Trans people, whether binary or non-binary, sometimes have surgeries, and sometimes don’t. Sometimes we take hormones, and sometimes not. There are lots of different surgeries and treatments. Sometimes we have them to feel more comfortable with our bodies, and sometimes we have them to be more socially accepted. Sometimes it’s a bit of both. What’s important to know is that surgery and hormonal treatment does not make us who we are.

If we are prescribed treatment on the NHS, it should also be understood that qualified doctors have decided that treatment is in our best interests and may well save our lives.

Recommendation 7: Treat all medical leave in the same way you would if an employee was being treated for cancer. Do not assume what treatment, if any, they will have. Do not wait until they’ve had treatment to consider them fully as who they say they are. And hopefully it goes without saying, never talk about a person’s genitals, they’re called private parts for a reason.

8: There are trans people already here, you just don’t know it

You can’t always tell someone is trans just by looking at them. Many trans people make a decision not to transition, or live lives where they are out as trans in some parts of life, but not at work. Many transitioned trans people live quietly as themselves without anyone knowing they have a trans history.

Recommendation 8: Make sure you have policy in place for trans people – they should be explicitly mentioned in E&D policies, and you should follow best practice guidelines such as these, released by the government. You also need a protocol ready for when a staff member comes out. Such a policy should take you through things like putting regular support in place, how and to whom any change will be communicated, name change, legal requirements, and eliminating their previous identity fully from documents and IT systems. Also have a best practice policy for trans customers/clients – for instance, not gendering people over the phone by voice alone, and not using sir/madam or other gendered greeting words unless you know how a person identifies themself.

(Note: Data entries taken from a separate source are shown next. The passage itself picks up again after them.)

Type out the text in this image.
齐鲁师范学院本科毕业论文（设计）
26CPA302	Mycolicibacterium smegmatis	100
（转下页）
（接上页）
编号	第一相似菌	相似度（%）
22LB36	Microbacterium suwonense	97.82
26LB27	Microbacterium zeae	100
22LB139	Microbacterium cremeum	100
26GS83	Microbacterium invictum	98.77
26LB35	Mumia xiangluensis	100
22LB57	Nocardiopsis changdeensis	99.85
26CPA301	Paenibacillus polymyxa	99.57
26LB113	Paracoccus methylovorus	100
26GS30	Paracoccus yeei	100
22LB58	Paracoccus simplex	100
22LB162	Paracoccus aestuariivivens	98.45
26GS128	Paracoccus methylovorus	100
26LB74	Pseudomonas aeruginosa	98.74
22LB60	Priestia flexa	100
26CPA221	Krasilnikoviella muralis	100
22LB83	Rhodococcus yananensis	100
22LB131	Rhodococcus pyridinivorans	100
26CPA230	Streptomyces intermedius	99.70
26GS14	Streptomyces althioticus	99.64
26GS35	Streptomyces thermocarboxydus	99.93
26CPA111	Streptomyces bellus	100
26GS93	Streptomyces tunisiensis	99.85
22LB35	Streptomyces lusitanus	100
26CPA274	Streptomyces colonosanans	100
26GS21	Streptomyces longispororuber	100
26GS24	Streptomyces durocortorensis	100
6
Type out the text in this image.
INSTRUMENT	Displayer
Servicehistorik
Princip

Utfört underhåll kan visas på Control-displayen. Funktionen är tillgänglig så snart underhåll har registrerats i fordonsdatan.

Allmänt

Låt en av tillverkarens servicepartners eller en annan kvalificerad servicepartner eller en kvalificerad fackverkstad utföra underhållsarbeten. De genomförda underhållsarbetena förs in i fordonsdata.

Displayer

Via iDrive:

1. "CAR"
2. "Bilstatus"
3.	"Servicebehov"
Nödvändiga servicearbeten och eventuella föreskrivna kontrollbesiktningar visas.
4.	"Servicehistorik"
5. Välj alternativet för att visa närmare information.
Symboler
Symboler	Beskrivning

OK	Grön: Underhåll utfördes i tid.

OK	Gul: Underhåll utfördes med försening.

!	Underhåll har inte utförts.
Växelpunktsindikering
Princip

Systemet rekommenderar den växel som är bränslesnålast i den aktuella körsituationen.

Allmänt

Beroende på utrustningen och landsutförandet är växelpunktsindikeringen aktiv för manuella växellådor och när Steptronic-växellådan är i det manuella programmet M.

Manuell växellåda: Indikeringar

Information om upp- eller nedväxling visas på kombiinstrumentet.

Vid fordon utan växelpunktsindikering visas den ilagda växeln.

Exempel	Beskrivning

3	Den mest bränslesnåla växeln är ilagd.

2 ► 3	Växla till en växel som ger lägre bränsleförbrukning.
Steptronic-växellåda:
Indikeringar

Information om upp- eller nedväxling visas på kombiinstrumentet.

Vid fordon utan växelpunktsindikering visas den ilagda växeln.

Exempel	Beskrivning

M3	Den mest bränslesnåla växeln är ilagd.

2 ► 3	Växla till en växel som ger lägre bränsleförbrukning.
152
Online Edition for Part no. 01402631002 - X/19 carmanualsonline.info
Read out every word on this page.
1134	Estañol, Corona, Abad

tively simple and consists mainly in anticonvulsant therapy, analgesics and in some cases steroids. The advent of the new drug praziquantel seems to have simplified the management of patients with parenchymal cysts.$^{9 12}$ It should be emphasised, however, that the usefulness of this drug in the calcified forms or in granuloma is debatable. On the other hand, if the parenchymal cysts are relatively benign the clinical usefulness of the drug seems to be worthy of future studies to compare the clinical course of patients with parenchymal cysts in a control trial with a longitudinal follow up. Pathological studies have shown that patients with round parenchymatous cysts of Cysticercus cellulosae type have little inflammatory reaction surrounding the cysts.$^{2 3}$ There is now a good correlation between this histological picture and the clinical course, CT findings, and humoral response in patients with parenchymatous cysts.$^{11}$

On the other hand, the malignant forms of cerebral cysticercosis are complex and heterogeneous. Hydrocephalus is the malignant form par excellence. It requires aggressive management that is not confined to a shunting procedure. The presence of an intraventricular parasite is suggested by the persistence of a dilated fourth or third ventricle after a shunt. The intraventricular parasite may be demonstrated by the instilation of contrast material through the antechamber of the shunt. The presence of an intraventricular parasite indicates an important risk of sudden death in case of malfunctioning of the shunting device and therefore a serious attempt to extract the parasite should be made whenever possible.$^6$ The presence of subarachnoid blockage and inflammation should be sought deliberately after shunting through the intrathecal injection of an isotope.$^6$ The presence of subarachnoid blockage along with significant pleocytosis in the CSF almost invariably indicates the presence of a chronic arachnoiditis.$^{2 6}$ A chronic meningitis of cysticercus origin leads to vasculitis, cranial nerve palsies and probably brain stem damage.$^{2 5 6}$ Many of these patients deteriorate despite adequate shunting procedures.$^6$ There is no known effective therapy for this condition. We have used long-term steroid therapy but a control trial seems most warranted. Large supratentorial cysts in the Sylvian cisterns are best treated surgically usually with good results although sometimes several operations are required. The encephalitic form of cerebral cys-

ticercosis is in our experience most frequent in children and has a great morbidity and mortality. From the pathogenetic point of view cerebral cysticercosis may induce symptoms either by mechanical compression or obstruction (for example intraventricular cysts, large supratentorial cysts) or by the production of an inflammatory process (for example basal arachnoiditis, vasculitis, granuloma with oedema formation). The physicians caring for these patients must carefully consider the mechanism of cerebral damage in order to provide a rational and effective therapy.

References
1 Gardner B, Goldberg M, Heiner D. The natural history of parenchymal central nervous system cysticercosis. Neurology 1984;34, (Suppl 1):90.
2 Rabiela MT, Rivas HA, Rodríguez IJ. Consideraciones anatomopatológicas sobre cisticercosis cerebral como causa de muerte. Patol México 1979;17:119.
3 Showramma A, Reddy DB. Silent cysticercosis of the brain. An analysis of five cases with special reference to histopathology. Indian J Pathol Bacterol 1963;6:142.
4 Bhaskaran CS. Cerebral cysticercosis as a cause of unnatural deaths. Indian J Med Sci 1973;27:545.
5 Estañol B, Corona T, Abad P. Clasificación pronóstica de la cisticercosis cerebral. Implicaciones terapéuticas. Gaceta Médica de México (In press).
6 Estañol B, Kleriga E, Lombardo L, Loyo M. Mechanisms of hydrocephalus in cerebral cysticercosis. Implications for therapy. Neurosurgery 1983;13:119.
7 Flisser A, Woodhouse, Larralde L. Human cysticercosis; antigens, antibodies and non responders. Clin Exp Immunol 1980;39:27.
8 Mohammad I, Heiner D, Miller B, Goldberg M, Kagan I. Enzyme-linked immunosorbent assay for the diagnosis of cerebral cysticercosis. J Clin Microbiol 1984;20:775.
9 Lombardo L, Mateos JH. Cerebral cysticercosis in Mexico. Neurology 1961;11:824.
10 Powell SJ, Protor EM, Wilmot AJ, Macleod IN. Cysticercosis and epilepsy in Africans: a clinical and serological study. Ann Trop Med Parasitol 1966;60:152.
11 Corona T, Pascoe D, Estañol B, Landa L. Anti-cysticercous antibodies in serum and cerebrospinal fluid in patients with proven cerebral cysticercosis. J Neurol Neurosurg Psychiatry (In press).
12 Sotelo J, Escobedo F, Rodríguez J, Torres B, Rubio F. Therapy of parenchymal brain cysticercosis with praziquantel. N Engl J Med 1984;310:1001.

This makes for a trans-positive environment for customers and workers.

9: Understand the challenges trans people face in the workplace

Total Jobs recently did a survey that came up with some alarming findings about how things are for trans employees. It also highlighted particular difficulties for non-binary employees.

Recommendation 9: Digest and reflect on the survey findings, and ask how your organisation can learn from them. Be aware of the kinds of subtle micro-aggressions trans employees might face that can easily be dismissed as harmless or irrelevant, but may add up to a pattern of bullying and marginalising.

10. Celebrate Diversity

Maya Angelou quote: It's time to teach that in diversity there is beauty and there is strength
Image courtesy of Singing Bird Artist

Stonewall says “We know that people perform better when they can be themselves”. What better way to signal that a workplace allows people to be themselves than one that is trans-positive? Happy, content trans employees are an asset. They signal: It’s ok to be ourselves here; We are a forward thinking organisation; We want to get the best out of people; We value difference and diversity; We are a kind employer and a comfortable workplace; We think outside the box.

Recommendation 10: Be celebratory of difference, let everyone know it as an asset that will make your organisation stronger.